Identification of genetic markers associated with drought tolerance and economic traits including high kernel yield, oil and oleic acid contents, and haulm yields and quality attributes, disease and insect resistanceis crucial for the development new variety with essential traits (Shaibu et al. 2020; Devate et al. 2022).
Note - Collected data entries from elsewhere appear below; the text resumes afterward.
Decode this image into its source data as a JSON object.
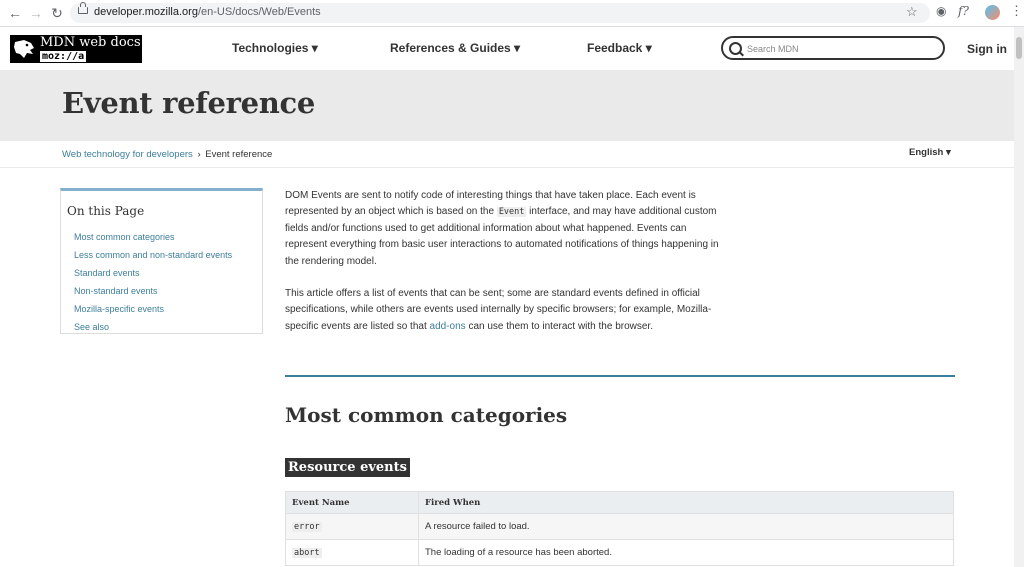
{
  "browser": {
    "url_host": "developer.mozilla.org",
    "url_path": "/en-US/docs/Web/Events"
  },
  "header": {
    "logo_title": "MDN web docs",
    "logo_sub": "moz://a",
    "menu": [
      {
        "label": "Technologies ▾"
      },
      {
        "label": "References & Guides ▾"
      },
      {
        "label": "Feedback ▾"
      }
    ],
    "search_placeholder": "Search MDN",
    "signin": "Sign in"
  },
  "page": {
    "title": "Event reference"
  },
  "breadcrumb": {
    "parent": "Web technology for developers",
    "separator": "›",
    "current": "Event reference"
  },
  "language": "English ▾",
  "toc": {
    "title": "On this Page",
    "items": [
      "Most common categories",
      "Less common and non-standard events",
      "Standard events",
      "Non-standard events",
      "Mozilla-specific events",
      "See also"
    ]
  },
  "article": {
    "p1_a": "DOM Events are sent to notify code of interesting things that have taken place. Each event is represented by an object which is based on the ",
    "p1_code": "Event",
    "p1_b": " interface, and may have additional custom fields and/or functions used to get additional information about what happened. Events can represent everything from basic user interactions to automated notifications of things happening in the rendering model.",
    "p2_a": "This article offers a list of events that can be sent; some are standard events defined in official specifications, while others are events used internally by specific browsers; for example, Mozilla-specific events are listed so that ",
    "p2_link": "add-ons",
    "p2_b": " can use them to interact with the browser.",
    "section_heading": "Most common categories",
    "subsection_heading": "Resource events"
  },
  "table": {
    "headers": [
      "Event Name",
      "Fired When"
    ],
    "rows": [
      {
        "name": "error",
        "desc": "A resource failed to load."
      },
      {
        "name": "abort",
        "desc": "The loading of a resource has been aborted."
      }
    ]
  }
}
To date, limited genes have been reported based on groundnut genome-wide association studies for drought tolerance (Bertioli et al. 2016). Zhou et al. (2021) identified SNP markers significantly associated with pod and hundred seed weights in groundnut. Shaibu et al. (2020) identified SNP markers for drought surrogate traits using the soil plant analysis development (SPAD) chlorophyll meter reading and leaf area index in groundnut. Zou et al. (2022) identified five SNP markers significantly associated with chlorophyll content in the groundnut. Pandey et al. (2014) identified one SSR marker associated with rust resistance and higher yield in groundnut. There is a limited knowledge on the number of genetic markers and marker-traits association for drought tolerance and economic traits based on diverse genetic pool of groundnut. Knowledge on marker-traits associations is crucial for marker-assisted selection, trait integration and precision breeding in groundnut. Thus, the objective of the current study was to identify genomic regions and candidate genes associated with drought tolerance and component traits for gene introgression, and to guide marker-assisted breeding of drought-tolerant groundnut varieties.

Material and methods

Plant material

Ninety-nine genetically diverse groundnut genotypes acquired from ICRISAT in Patancheru, India were used for the study. The genotypes were selected based on desirable traits, including drought tolerance, resistance to foliar diseases such as late leaf spot and rust, high oil and oleic acid contents, and early-to-medium maturation. This study used a high-yielding groundnut cultivar ICGV98412 released in India, Ghana and Ethiopia as a comparative control. The details of the genotypes are described in Supplementary Table 1. The genotypes were evaluated under drought-stressed (DS) and non-stressed (NS) conditions at ICRISAT (latitude, 17.51°N, longitude, 78.27°E, and altitude 545 m) during the 2018/2019 and 2019/2020 post-rainy cropping seasons using a 10 × 10 alpha lattice design with two replications. The plants were phenotyped in five environments, including four experiments [drought-stressed and non-stressed conditions in two seasons (2018/19 and 2019/20)] under field conditions and using the leasyScan platform under non-stressed conditions with four replications.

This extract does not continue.